Example job script using /jobfs

#!/bin/bash
#PBS -q express
#PBS -l walltime=2:00
#PBS -l jobfs=10mb
#PBS -l vmem=30mb

cd $PBS_JOBFS

echo "Moving files from home directory to the local directory"
cp $HOME/INTRO_COURSE/input.1 .
cp $HOME/INTRO_COURSE/jacobs .

# Run program and write an output file to the local disk.
time ./jacobs < input.1 > output$PBS_JOBID 2>&1

# Move output data to /short space.
echo "The output files are now on my /short space."
mv output$PBS_JOBID /short/$PROJECT/$USER

# Archive to MDSS using netcp
cd /short/$PROJECT/$USER
netcp -N save_data output$PBS_JOBID $USER/output$PBS_JOBID



Parallelisation

  • Writing parallel code (OpenMP, MPI)
  • Automatic parallelisation with Intel compiler
  • Running OpenMP code
  • Running MPI code
  • Debugging


Parallelism

Shared vs Distributed Memory Schematic Diagram


An Accountant's View of the Parallel Economy

Example:

12% serial code (not parallelisable)
88% parallel code
No. of CPUs Walltime
Serial Part
Walltime
Parallel Part
Total Walltime Total Cost
= Walltime * ncpus
1 12 88 100 100
2 12 44 56 112
4 12 22 34 136
8 12 11 23 184
16 12 5.5 17.5 280


Writing parallel code

Popular models of parallel computation:

  • OpenMP
  • MPI (Message Passing Interface)
  • HPF (not discussed today)
  • Posix threads (not discussed today)


OpenMP Advantages

  • Correct single-thread programs can be parallelised incrementally.
      => Sequence of increasingly more efficient parallel programs that are always correct.

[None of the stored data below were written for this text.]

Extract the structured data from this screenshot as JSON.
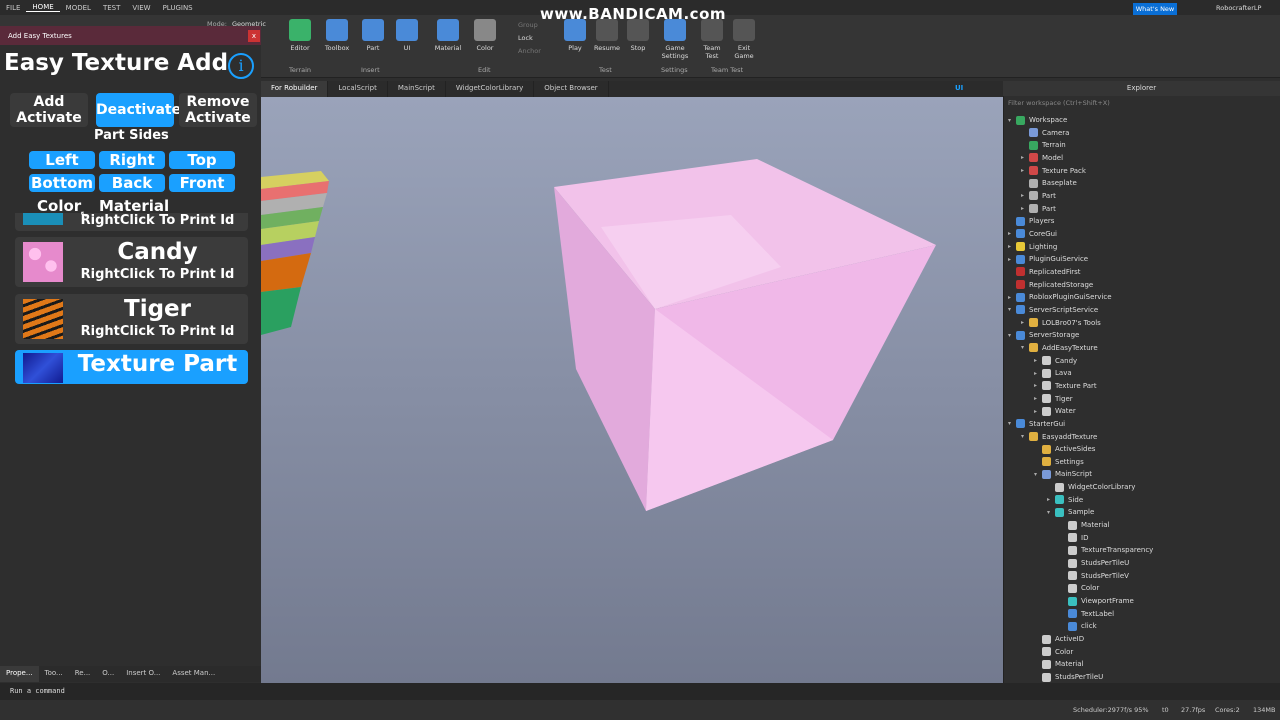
{
  "menubar": {
    "items": [
      "FILE",
      "HOME",
      "MODEL",
      "TEST",
      "VIEW",
      "PLUGINS"
    ],
    "active": "HOME"
  },
  "ribbon": {
    "buttons": [
      {
        "label": "Editor",
        "color": "#3ab26a"
      },
      {
        "label": "Toolbox",
        "color": "#4a8ad8"
      },
      {
        "label": "Part",
        "color": "#4a8ad8"
      },
      {
        "label": "UI",
        "color": "#4a8ad8"
      },
      {
        "label": "Material",
        "color": "#4a8ad8"
      },
      {
        "label": "Color",
        "color": "#888888"
      },
      {
        "label": "Play",
        "color": "#4a8ad8"
      },
      {
        "label": "Resume",
        "color": "#555555"
      },
      {
        "label": "Stop",
        "color": "#555555"
      },
      {
        "label": "Game Settings",
        "color": "#4a8ad8"
      },
      {
        "label": "Team Test",
        "color": "#555555"
      },
      {
        "label": "Exit Game",
        "color": "#555555"
      }
    ],
    "groups": [
      "Terrain",
      "Insert",
      "Edit",
      "Test",
      "Settings",
      "Team Test"
    ],
    "edit_small": [
      "Group",
      "Lock",
      "Anchor"
    ],
    "mode_label": "Mode:",
    "mode_value": "Geometric"
  },
  "watermark": "www.BANDICAM.com",
  "whats_new": "What's New",
  "username": "RobocrafterLP",
  "plugin": {
    "window_title": "Add Easy Textures",
    "close": "x",
    "title": "Easy Texture Add",
    "info": "i",
    "mode_buttons": [
      {
        "label": "Add Activate",
        "color": "#3a3a3a"
      },
      {
        "label": "Deactivate",
        "color": "#1aa0ff"
      },
      {
        "label": "Remove Activate",
        "color": "#3a3a3a"
      }
    ],
    "part_sides_label": "Part Sides",
    "sides": [
      "Left",
      "Right",
      "Top",
      "Bottom",
      "Back",
      "Front"
    ],
    "option_labels": [
      "Color",
      "Material"
    ],
    "partial_row_sub": "RightClick To Print Id",
    "textures": [
      {
        "name": "Candy",
        "sub": "RightClick To Print Id",
        "swatch": "#f09ad8"
      },
      {
        "name": "Tiger",
        "sub": "RightClick To Print Id",
        "swatch": "#d46a10"
      },
      {
        "name": "Texture Part",
        "sub": "",
        "swatch": "#2535b8",
        "selected": true
      }
    ]
  },
  "bottom_tabs": [
    "Prope...",
    "Too...",
    "Re...",
    "O...",
    "Insert O...",
    "Asset Man..."
  ],
  "command_bar": "Run a command",
  "status": {
    "scheduler": "Scheduler:2977f/s 95%",
    "t": "t0",
    "fps": "27.7fps",
    "cores": "Cores:2",
    "mem": "134MB"
  },
  "doc_tabs": [
    "For Robuilder",
    "LocalScript",
    "MainScript",
    "WidgetColorLibrary",
    "Object Browser"
  ],
  "viewport_badge": "UI",
  "explorer": {
    "title": "Explorer",
    "filter": "Filter workspace (Ctrl+Shift+X)",
    "tree": [
      {
        "label": "Workspace",
        "depth": 0,
        "arrow": "▾",
        "color": "#38a860"
      },
      {
        "label": "Camera",
        "depth": 1,
        "arrow": "",
        "color": "#7a9ad8"
      },
      {
        "label": "Terrain",
        "depth": 1,
        "arrow": "",
        "color": "#38a860"
      },
      {
        "label": "Model",
        "depth": 1,
        "arrow": "▸",
        "color": "#d04848"
      },
      {
        "label": "Texture Pack",
        "depth": 1,
        "arrow": "▸",
        "color": "#d04848"
      },
      {
        "label": "Baseplate",
        "depth": 1,
        "arrow": "",
        "color": "#b0b0b0"
      },
      {
        "label": "Part",
        "depth": 1,
        "arrow": "▸",
        "color": "#b0b0b0"
      },
      {
        "label": "Part",
        "depth": 1,
        "arrow": "▸",
        "color": "#b0b0b0"
      },
      {
        "label": "Players",
        "depth": 0,
        "arrow": "",
        "color": "#4a8ad8"
      },
      {
        "label": "CoreGui",
        "depth": 0,
        "arrow": "▸",
        "color": "#4a8ad8"
      },
      {
        "label": "Lighting",
        "depth": 0,
        "arrow": "▸",
        "color": "#e8c838"
      },
      {
        "label": "PluginGuiService",
        "depth": 0,
        "arrow": "▸",
        "color": "#4a8ad8"
      },
      {
        "label": "ReplicatedFirst",
        "depth": 0,
        "arrow": "",
        "color": "#c03030"
      },
      {
        "label": "ReplicatedStorage",
        "depth": 0,
        "arrow": "",
        "color": "#c03030"
      },
      {
        "label": "RobloxPluginGuiService",
        "depth": 0,
        "arrow": "▸",
        "color": "#4a8ad8"
      },
      {
        "label": "ServerScriptService",
        "depth": 0,
        "arrow": "▾",
        "color": "#4a8ad8"
      },
      {
        "label": "LOLBro07's Tools",
        "depth": 1,
        "arrow": "▸",
        "color": "#e0b040"
      },
      {
        "label": "ServerStorage",
        "depth": 0,
        "arrow": "▾",
        "color": "#4a8ad8"
      },
      {
        "label": "AddEasyTexture",
        "depth": 1,
        "arrow": "▾",
        "color": "#e0b040"
      },
      {
        "label": "Candy",
        "depth": 2,
        "arrow": "▸",
        "color": "#cccccc"
      },
      {
        "label": "Lava",
        "depth": 2,
        "arrow": "▸",
        "color": "#cccccc"
      },
      {
        "label": "Texture Part",
        "depth": 2,
        "arrow": "▸",
        "color": "#cccccc"
      },
      {
        "label": "Tiger",
        "depth": 2,
        "arrow": "▸",
        "color": "#cccccc"
      },
      {
        "label": "Water",
        "depth": 2,
        "arrow": "▸",
        "color": "#cccccc"
      },
      {
        "label": "StarterGui",
        "depth": 0,
        "arrow": "▾",
        "color": "#4a8ad8"
      },
      {
        "label": "EasyaddTexture",
        "depth": 1,
        "arrow": "▾",
        "color": "#e0b040"
      },
      {
        "label": "ActiveSides",
        "depth": 2,
        "arrow": "",
        "color": "#e0b040"
      },
      {
        "label": "Settings",
        "depth": 2,
        "arrow": "",
        "color": "#e0b040"
      },
      {
        "label": "MainScript",
        "depth": 2,
        "arrow": "▾",
        "color": "#7a9ad8"
      },
      {
        "label": "WidgetColorLibrary",
        "depth": 3,
        "arrow": "",
        "color": "#cccccc"
      },
      {
        "label": "Side",
        "depth": 3,
        "arrow": "▸",
        "color": "#3ac0c0"
      },
      {
        "label": "Sample",
        "depth": 3,
        "arrow": "▾",
        "color": "#3ac0c0"
      },
      {
        "label": "Material",
        "depth": 4,
        "arrow": "",
        "color": "#cccccc"
      },
      {
        "label": "ID",
        "depth": 4,
        "arrow": "",
        "color": "#cccccc"
      },
      {
        "label": "TextureTransparency",
        "depth": 4,
        "arrow": "",
        "color": "#cccccc"
      },
      {
        "label": "StudsPerTileU",
        "depth": 4,
        "arrow": "",
        "color": "#cccccc"
      },
      {
        "label": "StudsPerTileV",
        "depth": 4,
        "arrow": "",
        "color": "#cccccc"
      },
      {
        "label": "Color",
        "depth": 4,
        "arrow": "",
        "color": "#cccccc"
      },
      {
        "label": "ViewportFrame",
        "depth": 4,
        "arrow": "",
        "color": "#3ac0c0"
      },
      {
        "label": "TextLabel",
        "depth": 4,
        "arrow": "",
        "color": "#4a8ad8"
      },
      {
        "label": "click",
        "depth": 4,
        "arrow": "",
        "color": "#4a8ad8"
      },
      {
        "label": "ActiveID",
        "depth": 2,
        "arrow": "",
        "color": "#cccccc"
      },
      {
        "label": "Color",
        "depth": 2,
        "arrow": "",
        "color": "#cccccc"
      },
      {
        "label": "Material",
        "depth": 2,
        "arrow": "",
        "color": "#cccccc"
      },
      {
        "label": "StudsPerTileU",
        "depth": 2,
        "arrow": "",
        "color": "#cccccc"
      }
    ]
  }
}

  • Only one version of the source code to maintain for both single-thread and multi-thread operation.


OpenMP Disdvantages

  • OpenMP operation is restricted to shared-memory systems.

  • OpenMP directives are usually restricted to the parallelisation of loops or systems of loops. Other forms of OpenMP parallelisation usually break the single source-code advantage above.

Note that shared memory parallelism may be relevant for multicore architectures.


Running OpenMP code

Example 8

For Fortran users look at matmul_omp.f
           ifort -O3 -openmp matmul_omp.f -o matmul_omp
           setenv OMP_NUM_THREADS 2
           time matmul_omp
           setenv OMP_NUM_THREADS 4
           time matmul_omp
  • These timings may not scale as expected because of conflicts with other users on the interactive nodes.
  • Do the timings by submitting a batch job.
    1. Edit the script runompjob
    2. Submit it to the queuing system.
    3. The timings will appear in runompjob.e**** and other output in runompjob.o****.

For C programmers, compile with

           icc -openmp matmul_omp.c -lm -o matmul_omp
then as above.


Automatic parallelisation

Example 9

The code jacob_serial.f is a serial program which solves the Helmholtz equation using the Jacobi method. To see how this code runs do
          ifort -O3 -o jacobs jacob_serial.f 
          time jacobs <  input.1

Now see what the automatic parallelisation can achieve. Do

          ifort -o jacobp -O3 -parallel jacob_serial.f

          setenv OMP_NUM_THREADS 2
          time jacobp < input.1
          setenv OMP_NUM_THREADS 4
          time jacobp < input.1
C programmers can look at matmul.c. Do
          icc -o matmulp -parallel  matmul.c -lm
          setenv OMP_NUM_THREADS 2
          time matmulp
          setenv OMP_NUM_THREADS 4
          time matmulp


MPI

An MPI application can be viewed as several copies of the same program running on individual but interconnected computers.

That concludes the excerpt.